Abstract

Abstract Body: Transparent oxide semiconductors (TOSs) that transmit deep ultraviolet (DUV, 200−300 nm in wavelength) are considered to be preferable as the active material for next generation optoelectronics such as biosensor.[1,2] Among many TOSs, La-doped ASnO3 (A = Ba, Sr and Ca) are considered as a promising candidate f DUV-TOS because of their rather high electrical conductivity and large bandgap (Eg). The optical Eg of electron-doped BaSnO3 and SrSnO3 are ~3.1 eV[3] and ~4.6 eV[4], respectively. Based on this trend, if Ca, an even smaller alkaline element, occupies the A-site, further widening of the Eg value can be expected. However, the effect of A-site substitution on the optical and electrical properties of ASnO3 has not been clarified in detail due to the lack of a systematic study. Here we show that the optical and electrical properties of ASnO3 films can be tuned systematically by changing the average size of A-site ions.[5] We used lattice parameter as a bridge to build the relationship between the A-site substitution and structure factors, and clarified the effect of lattice parameter on the optical and electrical properties. The lattice parameter almost linearly increased from 3.95 to 4.14 Å with increasing A-site ionic radius from 1.34 Å (Ca2+) to 1.61 Å (Ba2+). The optical bandgap (Eg opt) of the resultant films gradually decreases from ~4.6 to ~3.6 eV with increasing lattice parameter with a small positive bowing, while the electrical conductivity gradually increased from ~100 to ~103 S cm−1 due to gradual increases in both the carrier concentration and mobility.

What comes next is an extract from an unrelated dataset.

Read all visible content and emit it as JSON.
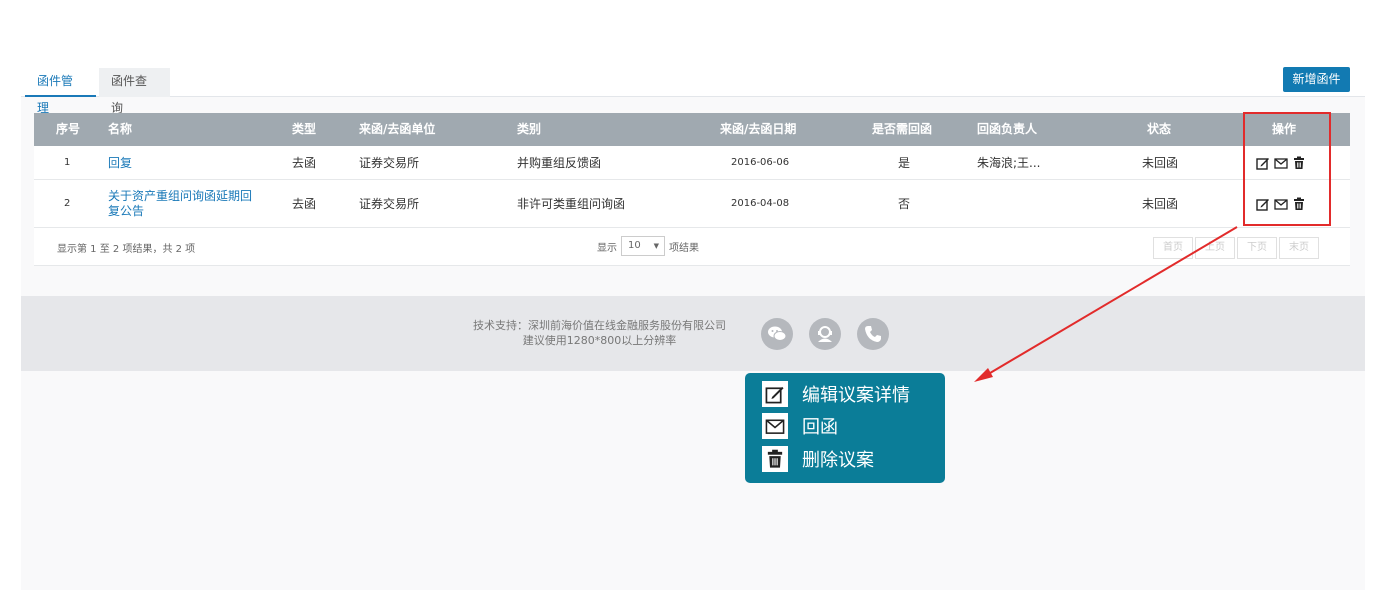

These results indicate that larger A-site ion substitutions reduce the Eg opt and the Fermi energy exceeds the mobility edge (degenerate semiconductor). On the other hand, the carrier generation efficiency increases when the Eg opt decreases. The carrier relaxation time increases when the mobility edge decreases. Thus, the conductivity increases when larger ion is substituted in the A-site. Meanwhile, La-doped SrSnO3 exhibited a great balance of wide bandgap and high electrical conductivity, which makes it a suitable ASnO3 system for advanced optoelectronic applications. The present results are essentially important for designing ASnO3 based DUV-TFTs.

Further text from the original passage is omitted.